Washburn: I read many wonderful books this year, old and new, but with so much available and of value, I want to be very careful with what I recommend prioritizing. That said, I think absolutely everyone should read Kate Di Camillo‘s The Miraculous Journey of Edward Tulane, which I do at least annually. It is among the greatest depictions of how the annihilation of ego teaches us to love, written by anyone, for any age group, no matter that the antihero in question is a china rabbit.
What forthcoming book in 2024 are you eagerly awaiting? Bonus points if it’s a local writer.
Barya: Rick Van Noy’s Borne by the River: Canoeing the Delaware from Headwaters to Home. I loved reading Noy’s earlier book Sudden Spring. I appreciate the way he balanced important climate change narratives with research and personal reflections, while also highlighting the collaborative, intersectional and interdisciplinary approaches required to address environmental shifts. Lately, I’ve been thinking about my home rivers — literally and figuratively. So I think Noy’s forthcoming book will offer new perspectives and clues to sustaining the lives of rivers as well as our own.

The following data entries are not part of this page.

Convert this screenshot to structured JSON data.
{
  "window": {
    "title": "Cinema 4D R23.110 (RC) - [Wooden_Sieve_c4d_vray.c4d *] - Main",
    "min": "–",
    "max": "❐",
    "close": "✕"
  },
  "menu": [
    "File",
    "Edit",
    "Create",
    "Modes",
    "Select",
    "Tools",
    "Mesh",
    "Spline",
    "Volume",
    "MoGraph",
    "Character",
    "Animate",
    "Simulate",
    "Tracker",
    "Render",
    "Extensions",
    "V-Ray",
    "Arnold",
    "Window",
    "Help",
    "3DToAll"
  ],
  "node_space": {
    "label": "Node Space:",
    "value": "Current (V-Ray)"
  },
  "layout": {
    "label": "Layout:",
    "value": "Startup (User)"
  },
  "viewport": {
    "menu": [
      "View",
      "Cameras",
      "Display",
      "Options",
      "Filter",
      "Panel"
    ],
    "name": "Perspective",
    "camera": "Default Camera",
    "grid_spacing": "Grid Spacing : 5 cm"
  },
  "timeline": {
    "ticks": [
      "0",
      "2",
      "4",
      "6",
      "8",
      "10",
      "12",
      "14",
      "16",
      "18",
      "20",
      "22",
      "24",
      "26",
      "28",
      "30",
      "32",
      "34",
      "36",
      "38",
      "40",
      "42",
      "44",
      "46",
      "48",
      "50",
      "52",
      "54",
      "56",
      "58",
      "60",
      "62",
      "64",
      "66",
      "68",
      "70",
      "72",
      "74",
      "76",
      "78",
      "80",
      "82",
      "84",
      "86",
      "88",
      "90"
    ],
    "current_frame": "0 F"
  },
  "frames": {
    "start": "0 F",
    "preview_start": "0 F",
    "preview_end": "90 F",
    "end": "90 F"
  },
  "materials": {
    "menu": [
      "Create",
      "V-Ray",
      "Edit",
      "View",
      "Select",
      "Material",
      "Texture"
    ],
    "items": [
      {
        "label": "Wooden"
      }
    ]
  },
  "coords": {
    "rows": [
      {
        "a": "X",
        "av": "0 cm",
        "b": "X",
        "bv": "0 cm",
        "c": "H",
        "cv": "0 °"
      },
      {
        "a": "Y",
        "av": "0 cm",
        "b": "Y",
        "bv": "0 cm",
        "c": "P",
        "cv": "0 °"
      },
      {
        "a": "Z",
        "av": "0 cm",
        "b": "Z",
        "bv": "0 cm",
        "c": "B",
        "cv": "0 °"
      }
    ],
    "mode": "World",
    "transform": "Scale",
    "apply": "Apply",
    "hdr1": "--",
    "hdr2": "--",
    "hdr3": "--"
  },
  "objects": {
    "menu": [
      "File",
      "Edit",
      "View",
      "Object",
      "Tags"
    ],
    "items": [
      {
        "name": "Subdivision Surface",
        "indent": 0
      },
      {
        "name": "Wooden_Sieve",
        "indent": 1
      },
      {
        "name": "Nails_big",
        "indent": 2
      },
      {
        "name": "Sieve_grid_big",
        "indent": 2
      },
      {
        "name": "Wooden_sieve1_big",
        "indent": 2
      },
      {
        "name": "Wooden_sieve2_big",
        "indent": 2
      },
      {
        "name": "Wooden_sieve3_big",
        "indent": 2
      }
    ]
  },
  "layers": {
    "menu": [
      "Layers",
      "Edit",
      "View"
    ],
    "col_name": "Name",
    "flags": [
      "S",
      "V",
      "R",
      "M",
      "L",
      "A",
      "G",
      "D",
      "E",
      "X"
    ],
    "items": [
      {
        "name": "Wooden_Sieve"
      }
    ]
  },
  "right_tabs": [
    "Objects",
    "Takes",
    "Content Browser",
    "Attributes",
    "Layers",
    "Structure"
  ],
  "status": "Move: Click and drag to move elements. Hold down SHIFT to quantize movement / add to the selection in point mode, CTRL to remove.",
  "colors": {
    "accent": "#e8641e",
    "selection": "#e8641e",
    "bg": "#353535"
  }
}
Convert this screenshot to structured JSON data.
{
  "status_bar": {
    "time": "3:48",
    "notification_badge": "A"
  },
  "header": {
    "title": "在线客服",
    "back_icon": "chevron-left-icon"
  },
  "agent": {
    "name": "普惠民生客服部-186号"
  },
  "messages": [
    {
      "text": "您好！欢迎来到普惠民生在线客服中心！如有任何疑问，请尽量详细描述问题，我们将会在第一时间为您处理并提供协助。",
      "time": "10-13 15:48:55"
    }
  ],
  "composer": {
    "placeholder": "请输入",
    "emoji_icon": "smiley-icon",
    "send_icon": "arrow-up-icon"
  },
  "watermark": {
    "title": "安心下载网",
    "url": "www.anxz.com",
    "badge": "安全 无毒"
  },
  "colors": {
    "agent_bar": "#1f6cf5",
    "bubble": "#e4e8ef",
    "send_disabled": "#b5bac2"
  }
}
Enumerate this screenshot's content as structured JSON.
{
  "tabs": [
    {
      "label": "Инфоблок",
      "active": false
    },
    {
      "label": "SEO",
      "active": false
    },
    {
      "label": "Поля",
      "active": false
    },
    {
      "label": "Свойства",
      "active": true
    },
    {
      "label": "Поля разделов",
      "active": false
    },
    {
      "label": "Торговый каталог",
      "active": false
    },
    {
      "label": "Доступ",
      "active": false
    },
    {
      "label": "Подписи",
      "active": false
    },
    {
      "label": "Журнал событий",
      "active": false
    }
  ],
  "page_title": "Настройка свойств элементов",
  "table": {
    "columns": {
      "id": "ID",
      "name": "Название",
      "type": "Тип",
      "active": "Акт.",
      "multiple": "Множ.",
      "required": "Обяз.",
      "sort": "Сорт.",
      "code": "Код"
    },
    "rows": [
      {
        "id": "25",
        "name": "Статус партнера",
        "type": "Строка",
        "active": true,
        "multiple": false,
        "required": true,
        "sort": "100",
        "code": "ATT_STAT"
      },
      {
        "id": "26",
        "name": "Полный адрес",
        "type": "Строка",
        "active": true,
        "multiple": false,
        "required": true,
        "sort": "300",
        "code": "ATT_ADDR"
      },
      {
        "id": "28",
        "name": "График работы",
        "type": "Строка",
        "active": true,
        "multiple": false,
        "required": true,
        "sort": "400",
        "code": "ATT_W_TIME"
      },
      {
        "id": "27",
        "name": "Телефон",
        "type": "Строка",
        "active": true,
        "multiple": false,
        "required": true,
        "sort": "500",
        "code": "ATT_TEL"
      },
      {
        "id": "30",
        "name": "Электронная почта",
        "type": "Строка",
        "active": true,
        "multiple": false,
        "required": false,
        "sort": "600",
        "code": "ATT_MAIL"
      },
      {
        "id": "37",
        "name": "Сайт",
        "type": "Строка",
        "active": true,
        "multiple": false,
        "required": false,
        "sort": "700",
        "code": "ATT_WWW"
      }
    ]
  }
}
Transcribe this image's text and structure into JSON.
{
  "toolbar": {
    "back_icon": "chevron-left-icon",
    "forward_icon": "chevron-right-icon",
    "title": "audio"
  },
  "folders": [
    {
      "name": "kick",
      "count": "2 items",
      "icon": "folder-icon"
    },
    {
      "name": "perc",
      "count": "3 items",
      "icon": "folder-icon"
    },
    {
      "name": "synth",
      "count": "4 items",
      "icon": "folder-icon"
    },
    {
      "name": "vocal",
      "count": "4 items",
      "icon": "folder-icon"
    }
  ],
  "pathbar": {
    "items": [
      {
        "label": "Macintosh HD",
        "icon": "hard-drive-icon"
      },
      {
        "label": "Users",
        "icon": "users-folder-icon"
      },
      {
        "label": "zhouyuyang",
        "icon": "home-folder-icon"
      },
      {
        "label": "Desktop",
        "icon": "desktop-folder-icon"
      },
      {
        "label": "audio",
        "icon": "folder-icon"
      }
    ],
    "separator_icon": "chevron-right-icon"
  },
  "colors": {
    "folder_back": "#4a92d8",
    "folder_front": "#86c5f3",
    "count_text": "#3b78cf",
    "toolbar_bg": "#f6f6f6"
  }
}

Bowman: I’m looking forward to reading Rachel Hanson’s book, The End of Tennessee, in 2024. Rachel has given so many writers in our community a platform through her nonprofit, Punch Bucket Lit. I can’t wait to see her writing get more of the spotlight that it deserves.
Hettich: I’ve read John Balaban’s writing for years, always with admiration for his clear eye, beautifully shaped sentences and lines, and ability to bring the larger world — the world of history and ideas — gracefully into his poetry and prose. His translations from the Vietnamese are stunning, and his memoir Remembering Heaven’s Face is a classic. Balaban taught for years at N.C. State University and lives in Raleigh. His new book, Passing Through a Gate: Poems, Essays and Translations, is due from Copper Canyon Press in 2024. That’s the book I’m most looking forward to as we turn toward the new year.
Lucas: Tessa Fontaine’s The Red Grove, coming in May 2024, is an exploration of the legacies of violence, the price of safety and the choices we make to protect what we love — and it sounds freaking awesome.
Washburn: I am eagerly awaiting books by two devoted river writers: Rachel Hanson‘s The End of Tennessee, due out from University of South Carolina Press in 2024. She is such a deeply intelligent human and generous literary citizen, it’s high time the spotlight she so often shines on others is turned her way. I am also looking forward to Rick Van Noy‘s hybrid memoir/natural history Borne by the River: Canoeing the Delaware from Headwaters to Home, which will be published by Cornell in May of 2024. He’s not yet a Western North Carolina local — he lives just over the border in southwest Virginia — but I hope he will be soon.